Mais cette corrélation peut provenir davantage des préoccupations modernes concernant la pollution et le changement climatique induits par l’industrialisation, plutôt que des preuves archéologiques. Les changements environnementaux, souligne Lipo, se produisent à différentes échelles de temps et à différentes ampleurs. La façon dont les communautés humaines réagissent à ces changements varie.

Prenons un exemple classique de surexploitation des ressources : l’effondrement de la pêche à la morue dans le nord-est américain. Alors que les économies des communautés individuelles se sont peut-être effondrées, les efforts de récolte plus importants se sont simplement déplacés à l’autre bout du monde.

Sur une île isolée, cependant, la durabilité est une question de survie même de la communauté et les ressources ont tendance à être gérées de manière conservatrice. Un faux pas dans la gestion des ressources pourrait entraîner des conséquences tangibles et catastrophiques, comme la famine.

“Les conséquences de vos actions sont immédiatement évidentes pour vous et pour tous ceux qui vous entourent”, a déclaré Lipo.

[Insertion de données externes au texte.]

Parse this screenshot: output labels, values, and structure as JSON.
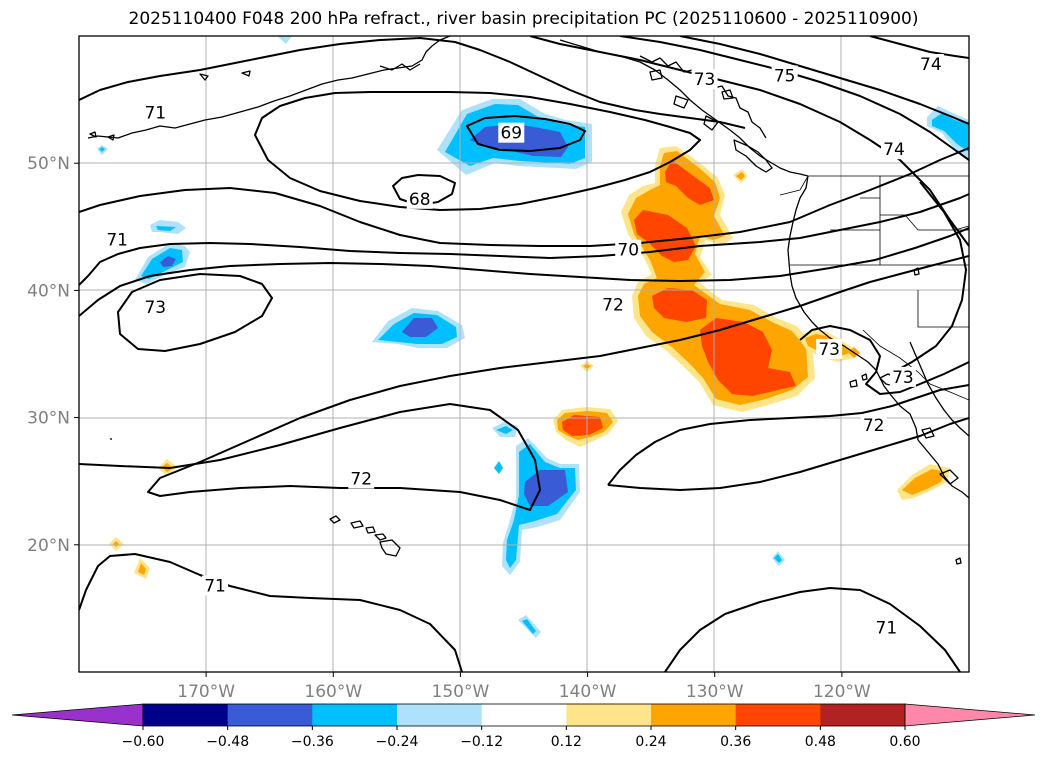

Lipo a reconnu que les partisans de l’histoire de l’effondrement de l’île de Pâques ont tendance à le voir comme un négateur du changement climatique ; ce n’est absolument pas le cas. Mais il a averti que la façon dont les peuples anciens ont géré les changements climatiques et environnementaux ne reflète pas nécessairement les crises mondiales actuelles et leur impact dans le monde moderne. En fait, ils peuvent avoir beaucoup à nous apprendre sur la résilience et la durabilité.

“Il y a une tendance naturelle à penser que les gens du passé ne sont pas aussi intelligents que nous et qu’ils ont en quelque sorte fait toutes ces erreurs, mais c’est vraiment le contraire”, a déclaré Lipo. « Ils ont produit une progéniture et le succès qui a créé le présent. Même si leurs technologies sont peut-être plus simples que les nôtres, il y a tellement à apprendre sur le contexte dans lequel ils ont pu survivre. »

Référence : « Approximate Bayesian Computation of radiocarbon and paleoenvironmental record shows population resilience on Rapa Nui (Easter Island) » par Robert J. DiNapoli, Enrico R. Crema, Carl P. Lipo, Timothy M. Rieth et Terry L. Hunt, 24 juin 2021, Communication Nature.